Orientation and motion of myosin light chain and troponin in reconstituted muscle fibers as detected by ESR with a new bifunctional spin label.

Using electron spin resonance, we have studied dynamic structures of myosin neck domain and troponin C by site-directed spin labeling. We observed two broad but distinct orientations of a spin label attached specifically to a single cysteine (cys156) on the regulatoy light chain (RLC) of myosin in relaxed skeletal muscle fibers.
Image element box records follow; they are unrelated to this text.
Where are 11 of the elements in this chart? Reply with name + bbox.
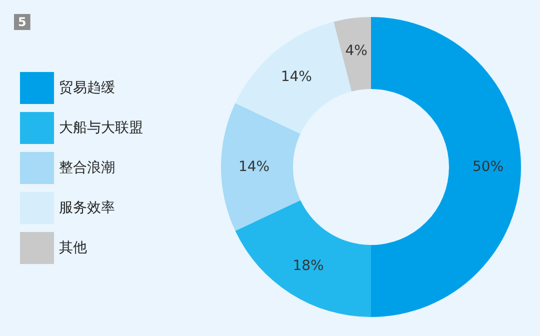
legend-label: 贸易趋缓 xyxy=(59,80,115,96)
data-label: 14% xyxy=(280,68,312,85)
legend-label: 大船与大联盟 xyxy=(59,120,143,136)
text: 5 xyxy=(18,15,26,29)
legend-label: 其他 xyxy=(59,240,87,256)
legend-label: 服务效率 xyxy=(59,200,115,216)
data-label: 50% xyxy=(472,159,504,175)
data-label: 14% xyxy=(238,159,270,175)
data-label: 4% xyxy=(345,42,368,59)
legend-label: 整合浪潮 xyxy=(59,160,115,176)
data-label: 18% xyxy=(292,258,324,274)
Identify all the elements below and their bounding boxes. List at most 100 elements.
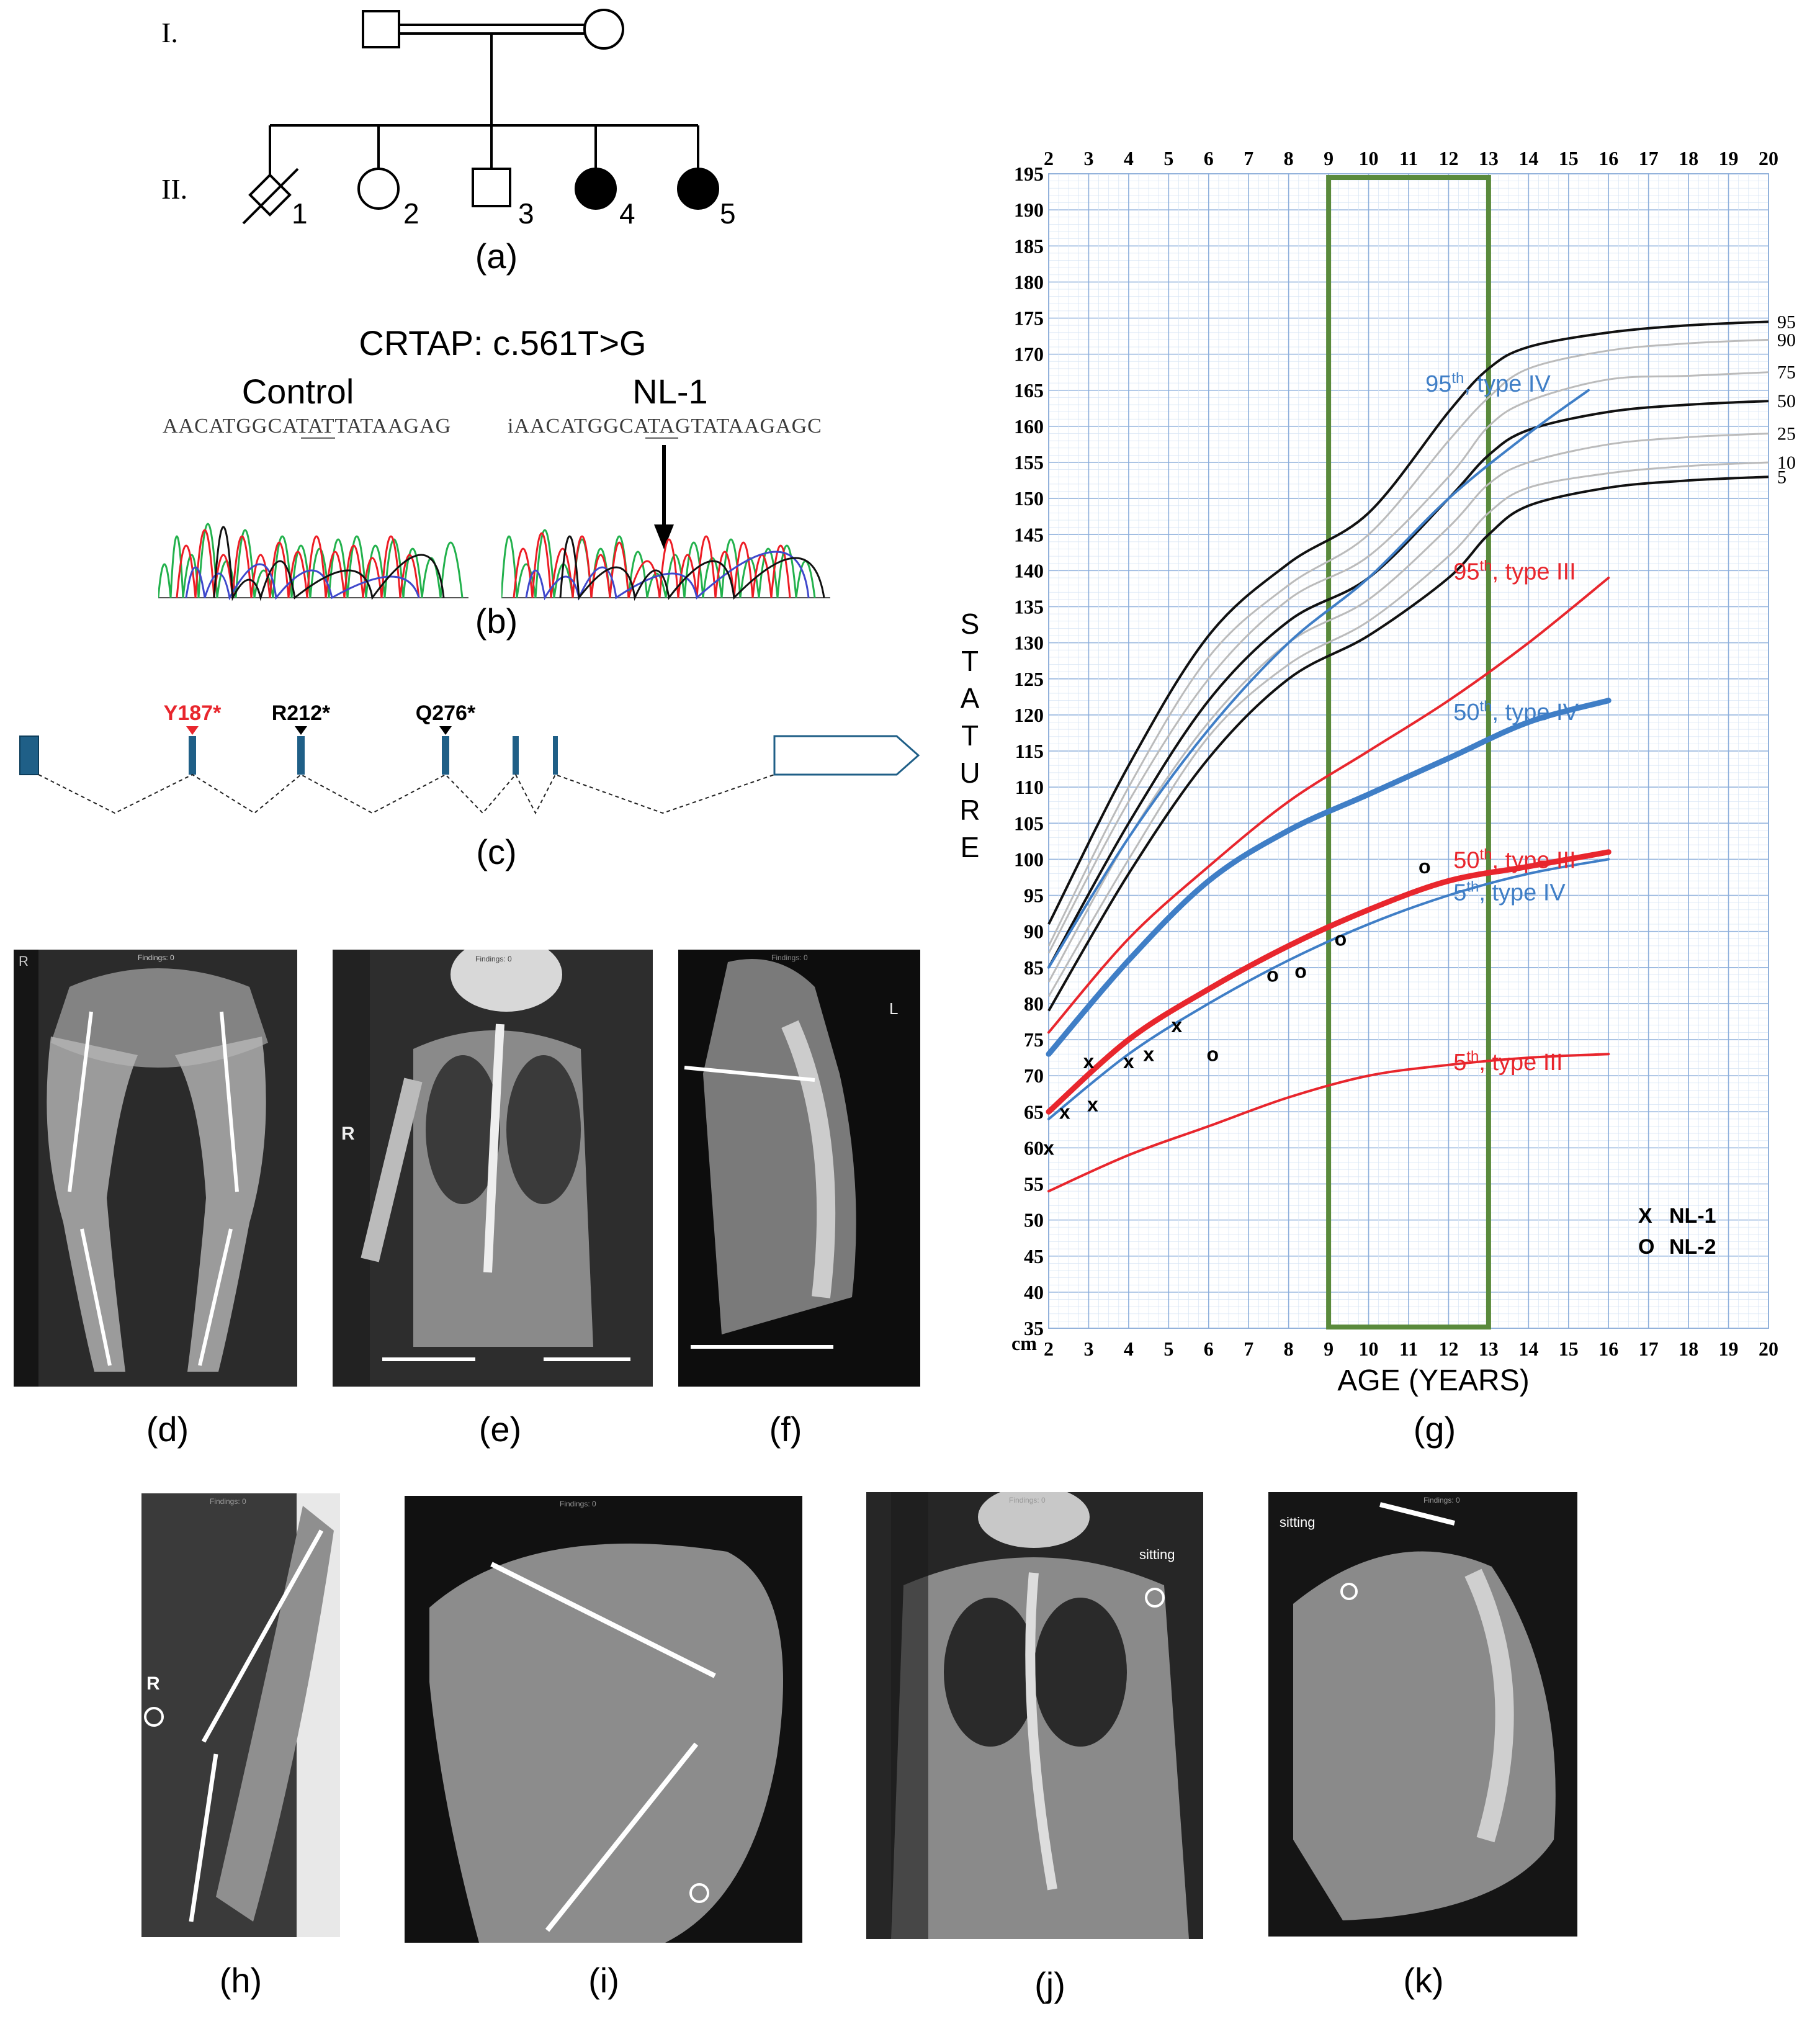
reference-percentile-label-50: 50: [1777, 391, 1796, 412]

The two probe orientations, separated by a 25 degrees axial rotation, did not change upon muscle activation, but orientational distributions became narrower substantially, indicating that a fraction of myosin heads undergoes a disorder-to-order transition of the myosin light chain domain upon force generation and muscle contraction. These results provide insight into the mechanism how myosin heads move their domains to translocate an actin filament. Site-directed spin-labeling was achieved by cysteine residues of human cardiac troponin C (TnC). Spin dipole-dipole interaction showed that free TnC undergoes a global structural change (extended-to-compact) by Ca2+ or Mg2+. The spectra from the spin labels at N-terminal half domain were broad and almost identical in parallel and perpendicular orientations of fiber, suggesting that the N-terminal of TnC molecule is flexible or disoriented with respect to the filament axis. We also succeeded, for the first time, in fixing the newly-synthesized bifunctional spin label rigidly on TnC molecule in solution (either in +/- Ca2+), giving a promise that we can determine the precise coordinate of the spin principal axis on protein surface.